What do you get when you mix Guilty Gear, Marvel vs Capcom, and Dragon Ball Z? One of the most amazing looking fighting games I’ve ever seen. Arc System Works, developers of the Guilty Gear and BlazBlue games, have revealed Dragon Ball FighterZ as their newest project. It is set to release in early 2018 on Xbox One, PS4 and Steam and there is going to be a closed beta coming for the console versions this season.
DBFZ is described as a 2.5D, 3v3 fighting game in the Dragon Ball universe. 2.5D refers to fighting games that use 3D models on a 2D plane, such as Street Fighter V and Guilty Gear Xrd. It combines mechanics from both Arc System Works’ anime fighters and Capcom’s versus games to create the most competitive Dragon Ball fighting game ever, which is something the designers of the game are adamant about.
The E3 demo of the game contained six characters: Goku, Gohan, Vegeta, Frieza, Majin Buu and Cell.

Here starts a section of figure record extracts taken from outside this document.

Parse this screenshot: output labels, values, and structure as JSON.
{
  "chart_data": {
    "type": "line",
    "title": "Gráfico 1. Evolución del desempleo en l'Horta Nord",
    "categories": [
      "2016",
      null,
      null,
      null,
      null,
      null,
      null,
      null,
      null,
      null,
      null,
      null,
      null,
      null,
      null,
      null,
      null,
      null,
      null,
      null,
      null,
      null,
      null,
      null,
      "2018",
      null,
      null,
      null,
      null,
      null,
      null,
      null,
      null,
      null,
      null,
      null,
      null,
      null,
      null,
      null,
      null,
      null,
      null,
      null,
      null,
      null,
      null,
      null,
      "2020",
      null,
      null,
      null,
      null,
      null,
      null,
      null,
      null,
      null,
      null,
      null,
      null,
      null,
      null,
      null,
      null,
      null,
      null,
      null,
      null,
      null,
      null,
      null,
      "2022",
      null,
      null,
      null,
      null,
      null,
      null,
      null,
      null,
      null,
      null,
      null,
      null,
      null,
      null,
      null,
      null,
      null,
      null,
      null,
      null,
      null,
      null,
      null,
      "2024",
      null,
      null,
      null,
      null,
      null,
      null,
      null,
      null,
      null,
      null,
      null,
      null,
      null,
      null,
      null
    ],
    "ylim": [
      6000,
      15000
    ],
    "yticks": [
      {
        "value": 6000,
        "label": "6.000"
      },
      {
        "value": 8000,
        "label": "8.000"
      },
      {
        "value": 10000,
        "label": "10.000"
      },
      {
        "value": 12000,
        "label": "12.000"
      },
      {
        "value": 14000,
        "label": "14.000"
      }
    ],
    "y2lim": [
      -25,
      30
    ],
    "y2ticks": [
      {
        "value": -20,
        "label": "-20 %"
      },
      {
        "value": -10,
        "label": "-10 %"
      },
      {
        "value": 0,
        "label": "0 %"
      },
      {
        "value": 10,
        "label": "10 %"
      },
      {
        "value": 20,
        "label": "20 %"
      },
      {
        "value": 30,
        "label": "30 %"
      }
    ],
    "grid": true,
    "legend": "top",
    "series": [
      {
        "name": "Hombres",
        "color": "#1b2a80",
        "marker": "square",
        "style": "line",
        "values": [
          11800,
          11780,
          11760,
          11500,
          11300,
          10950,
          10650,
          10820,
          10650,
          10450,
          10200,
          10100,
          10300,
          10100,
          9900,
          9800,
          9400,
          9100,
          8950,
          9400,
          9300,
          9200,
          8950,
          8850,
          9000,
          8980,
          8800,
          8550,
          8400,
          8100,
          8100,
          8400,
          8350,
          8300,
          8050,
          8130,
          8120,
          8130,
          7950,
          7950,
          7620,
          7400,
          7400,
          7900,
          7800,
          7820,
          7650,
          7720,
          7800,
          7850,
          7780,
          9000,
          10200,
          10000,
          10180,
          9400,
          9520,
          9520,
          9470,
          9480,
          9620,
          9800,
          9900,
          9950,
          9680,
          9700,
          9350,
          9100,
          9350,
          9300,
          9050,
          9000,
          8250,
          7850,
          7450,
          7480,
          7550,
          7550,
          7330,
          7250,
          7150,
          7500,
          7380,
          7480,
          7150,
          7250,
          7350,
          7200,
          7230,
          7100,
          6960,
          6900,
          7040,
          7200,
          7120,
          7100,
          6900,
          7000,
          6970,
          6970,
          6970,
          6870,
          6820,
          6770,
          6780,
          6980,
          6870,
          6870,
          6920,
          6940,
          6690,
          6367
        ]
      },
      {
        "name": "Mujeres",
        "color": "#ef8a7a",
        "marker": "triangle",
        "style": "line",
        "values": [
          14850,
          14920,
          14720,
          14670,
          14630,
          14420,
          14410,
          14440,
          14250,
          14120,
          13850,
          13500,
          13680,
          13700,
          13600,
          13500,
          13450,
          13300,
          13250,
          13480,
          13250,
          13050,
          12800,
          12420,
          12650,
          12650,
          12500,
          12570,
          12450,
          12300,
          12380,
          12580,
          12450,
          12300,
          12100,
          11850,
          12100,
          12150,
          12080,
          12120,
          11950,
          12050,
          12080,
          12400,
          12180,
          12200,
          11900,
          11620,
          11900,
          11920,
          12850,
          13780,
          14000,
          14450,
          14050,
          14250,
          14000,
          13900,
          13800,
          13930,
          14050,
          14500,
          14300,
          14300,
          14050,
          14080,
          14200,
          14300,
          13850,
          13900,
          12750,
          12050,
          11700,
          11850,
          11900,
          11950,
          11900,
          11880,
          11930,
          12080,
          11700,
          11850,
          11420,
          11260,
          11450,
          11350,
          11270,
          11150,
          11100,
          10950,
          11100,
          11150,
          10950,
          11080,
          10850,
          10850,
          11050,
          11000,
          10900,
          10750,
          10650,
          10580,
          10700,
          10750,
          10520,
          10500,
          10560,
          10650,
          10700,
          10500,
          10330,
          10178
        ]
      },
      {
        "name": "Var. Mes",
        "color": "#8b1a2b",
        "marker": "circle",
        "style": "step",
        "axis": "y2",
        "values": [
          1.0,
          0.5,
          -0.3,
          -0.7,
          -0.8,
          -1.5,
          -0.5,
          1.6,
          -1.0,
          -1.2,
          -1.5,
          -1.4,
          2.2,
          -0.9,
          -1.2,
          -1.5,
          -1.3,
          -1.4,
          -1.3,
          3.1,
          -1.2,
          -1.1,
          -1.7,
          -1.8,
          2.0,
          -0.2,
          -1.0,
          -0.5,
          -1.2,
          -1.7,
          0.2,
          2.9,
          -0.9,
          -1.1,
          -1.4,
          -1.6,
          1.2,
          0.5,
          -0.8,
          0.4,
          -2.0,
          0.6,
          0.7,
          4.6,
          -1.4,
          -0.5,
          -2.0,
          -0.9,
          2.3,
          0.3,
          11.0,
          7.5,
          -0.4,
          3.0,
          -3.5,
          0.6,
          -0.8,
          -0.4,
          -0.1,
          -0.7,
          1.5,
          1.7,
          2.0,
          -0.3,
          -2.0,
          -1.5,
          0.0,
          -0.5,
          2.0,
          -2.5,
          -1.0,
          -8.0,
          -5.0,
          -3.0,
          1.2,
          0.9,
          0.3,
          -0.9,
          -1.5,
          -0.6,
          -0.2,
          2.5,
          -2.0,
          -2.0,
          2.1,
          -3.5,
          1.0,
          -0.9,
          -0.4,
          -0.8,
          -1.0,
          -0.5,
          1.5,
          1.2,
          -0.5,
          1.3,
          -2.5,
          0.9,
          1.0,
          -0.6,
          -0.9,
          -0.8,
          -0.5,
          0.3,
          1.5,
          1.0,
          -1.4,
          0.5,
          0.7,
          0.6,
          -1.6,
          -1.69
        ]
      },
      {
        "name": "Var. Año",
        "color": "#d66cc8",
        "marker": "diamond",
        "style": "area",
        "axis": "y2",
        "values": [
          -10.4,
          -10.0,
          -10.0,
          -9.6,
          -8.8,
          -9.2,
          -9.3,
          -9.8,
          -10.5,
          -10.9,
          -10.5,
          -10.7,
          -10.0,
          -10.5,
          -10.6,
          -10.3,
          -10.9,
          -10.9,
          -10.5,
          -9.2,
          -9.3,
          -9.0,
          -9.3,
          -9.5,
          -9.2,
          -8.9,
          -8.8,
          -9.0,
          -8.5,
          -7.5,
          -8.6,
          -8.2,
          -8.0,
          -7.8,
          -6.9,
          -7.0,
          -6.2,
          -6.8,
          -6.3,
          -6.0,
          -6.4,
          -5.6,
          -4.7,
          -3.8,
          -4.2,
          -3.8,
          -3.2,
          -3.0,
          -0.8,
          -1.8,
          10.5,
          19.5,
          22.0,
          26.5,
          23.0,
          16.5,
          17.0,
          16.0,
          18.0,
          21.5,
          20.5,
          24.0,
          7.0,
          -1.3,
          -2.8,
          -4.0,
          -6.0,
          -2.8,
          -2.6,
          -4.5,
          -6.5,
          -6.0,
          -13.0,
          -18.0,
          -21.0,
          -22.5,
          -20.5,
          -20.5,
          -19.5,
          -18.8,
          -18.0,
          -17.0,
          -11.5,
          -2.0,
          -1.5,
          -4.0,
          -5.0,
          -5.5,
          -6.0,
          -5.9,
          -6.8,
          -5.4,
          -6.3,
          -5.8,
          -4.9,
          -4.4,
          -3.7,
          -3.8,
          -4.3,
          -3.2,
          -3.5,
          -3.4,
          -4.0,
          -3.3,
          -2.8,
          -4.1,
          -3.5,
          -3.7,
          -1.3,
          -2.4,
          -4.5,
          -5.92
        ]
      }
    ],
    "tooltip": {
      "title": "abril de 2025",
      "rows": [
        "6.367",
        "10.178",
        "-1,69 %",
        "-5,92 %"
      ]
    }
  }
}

Since the game is 3v3 I would expect a roster size to sit somewhere in the mid 20s-30. Bring on Future Trunks and Piccolo!
There are a lot of familiar gameplay mechanics here, as well as some unique ones to give it the feel of a real Dragon Ball game. You’ve got Light, Medium and Heavy normals, a special button which fires basic Ki blasts, and two assist buttons for your other two characters to tag in or assist with a single attack. You are also able to parry Ki blasts and push block (a mechanic which leaves you with less block stun and pushes the attacker back) by pressing a button as you block. In the current build of the game, which is said to only be 20% complete, you cannot choose different assists for each character but, unlike the Marvel vs Capcom games, you can call in both assists at once.
Like in other Dragon Ball games, you can charge up your Ki (this game’s meter), if you find yourself in a safe position, to a maximum of seven bars. The two uses of meter are for supers and teleports, known as vanishes. Vanishes cost one bar of meter to teleport behind your opponent and has a variety of uses. It can be used as a tool to create mixups, punish an opponent who is trying to zone with projectiles, or to extend combos like Guilty Gear’s roman cancel system.
Each character seems to have different levels of supers as I’ve seen basic Level 1 supers, Goku’s Super Saiyan 3 super which costs 3 bars, and Gohan’s iconic father son Kamehameha which costs 5 whole bars. You also have the ability to use DHCs but I haven’t seen any team supers yet. One of the coolest moments I’ve seen in gameplay occurs at 2:35 in the video where Frieza misses Gohan with his Death Saucer, which then comes back and hits himself, causing him to use a Level 3 super. Fans of the show will recognise this as Frieza’s last sequence of attacks from his fight with Goku.
Now, here’s where it gets interesting. The other three main mechanics are the Dragon Rush, Super Dash and Sparkling Blast. Dragon Rush is a mix of throws and Guilty Gear’s dust attack. It’s an unblockable attack that launches the opponent into the air, giving you the chance for a full combo. If both players use Dragon Rush it results in a clash where both characters attack each other without doing any damage and reset to a neutral position. This is the equivalent of a throw tech. Super Dash is a homing dash attack that can be used to follow up on your launcher attacks or to get through an opponents projectiles and punish them. I’m not 100% clear on Sparkling Blast yet but it seems to be similar to MvC3’s Xfactor in that it recovers your character’s red health when used. I think you only get to use it once per game.
Transformations, one of the most important parts of Dragon Ball, seem to be very character specific at the moment. Goku transforms to Super Saiyan 3 for his Level 3 super but transforms back after it’s over and one of Frieza’s supers has him transforming into his golden form as a temporary buff.
A lot of work seems to have gone into the insane presentation of the game. The character’s have never looked this good in a video game and you can thank Arc System Works’ unique art style for this. It looks like it employs the same style as Guilty Gear where characters are shaded in a specific way to make them look like sprites while actually being 3D models. The attention to detail in all of the characters attacks, sounds, and even the stages are just amazing. As the battle progresses you can see the background taking more and more damage and there are even some supers that completely destroy the stage.
Arc System Works’ have their work cut out for them if they want to make this both a game for hardcore Dragon Ball fans and hardcore fighting game players but, if anyone can do it, they can. Expect to hear a lot more on Dragon Ball FighterZ from us when the beta drops.